Even some Iranians living abroad have the impression that an atmosphere of terror reigns inside the country.

``From reading the American newspapers, I thought that people were getting shot in the streets,'' says one young Iranian who studied in the US for five years.

When he returned to Iran six months ago, he says, ``[I] was so nervous I didn't go outside my house for three weeks. But my sister laughed at me and said, `What's the matter with you? Things are normal here now.' ''

After several years of postrevolutionary chaos, the Pasdaran seem to have asserted enough control in Iran to ensure a secure atmosphere.

``Even a year ago, the situation was worse,'' one young Iranian woman in Tehran says.

``There was getting to be a high crime rate, since there were so many refugees from the war zone coming here who had lost everything and were desperate. For the first time, we had to worry about locking our houses.

``There were a lot of people pretending to be Pasdaran to gain entry to someone's house and then steal everything,'' she says.
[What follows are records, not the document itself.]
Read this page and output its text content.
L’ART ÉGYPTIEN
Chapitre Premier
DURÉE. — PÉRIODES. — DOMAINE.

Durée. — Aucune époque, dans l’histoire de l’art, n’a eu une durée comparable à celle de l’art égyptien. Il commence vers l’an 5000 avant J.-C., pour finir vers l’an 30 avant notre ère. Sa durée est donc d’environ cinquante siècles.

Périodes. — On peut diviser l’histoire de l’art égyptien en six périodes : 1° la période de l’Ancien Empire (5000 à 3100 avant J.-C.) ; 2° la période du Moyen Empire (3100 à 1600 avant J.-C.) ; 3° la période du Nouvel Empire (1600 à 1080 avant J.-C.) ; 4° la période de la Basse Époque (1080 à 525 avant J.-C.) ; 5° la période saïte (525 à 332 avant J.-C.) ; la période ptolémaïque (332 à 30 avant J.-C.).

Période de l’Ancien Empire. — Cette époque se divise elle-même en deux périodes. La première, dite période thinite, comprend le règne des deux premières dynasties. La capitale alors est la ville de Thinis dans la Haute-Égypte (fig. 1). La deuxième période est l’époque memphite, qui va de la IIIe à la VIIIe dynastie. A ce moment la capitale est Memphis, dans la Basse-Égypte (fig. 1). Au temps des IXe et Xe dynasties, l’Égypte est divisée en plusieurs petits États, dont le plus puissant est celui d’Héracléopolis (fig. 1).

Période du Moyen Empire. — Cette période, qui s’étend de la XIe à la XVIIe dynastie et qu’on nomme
``But now the Pasdaran have cracked down very strictly, so the streets are safe again.''

Still, there are signs of relaxation as well. At one time the Pasdaran raided parties and arrested people for listening to music, particularly Western music. But some Iranians say that the Pasdaran have greatly reduced such practices since Ayatollah Khomeini ordered them a year ago not to interfere with people's privacy.

The Ayatollah also said that, in general, ``Revolutionary institutions should not deal harshly with the people because it might make them shy away from Islam.''

Tehran residents say that although there are instances of strictness, overall, the Pasdaran have been able to relax from the early years of the revolution.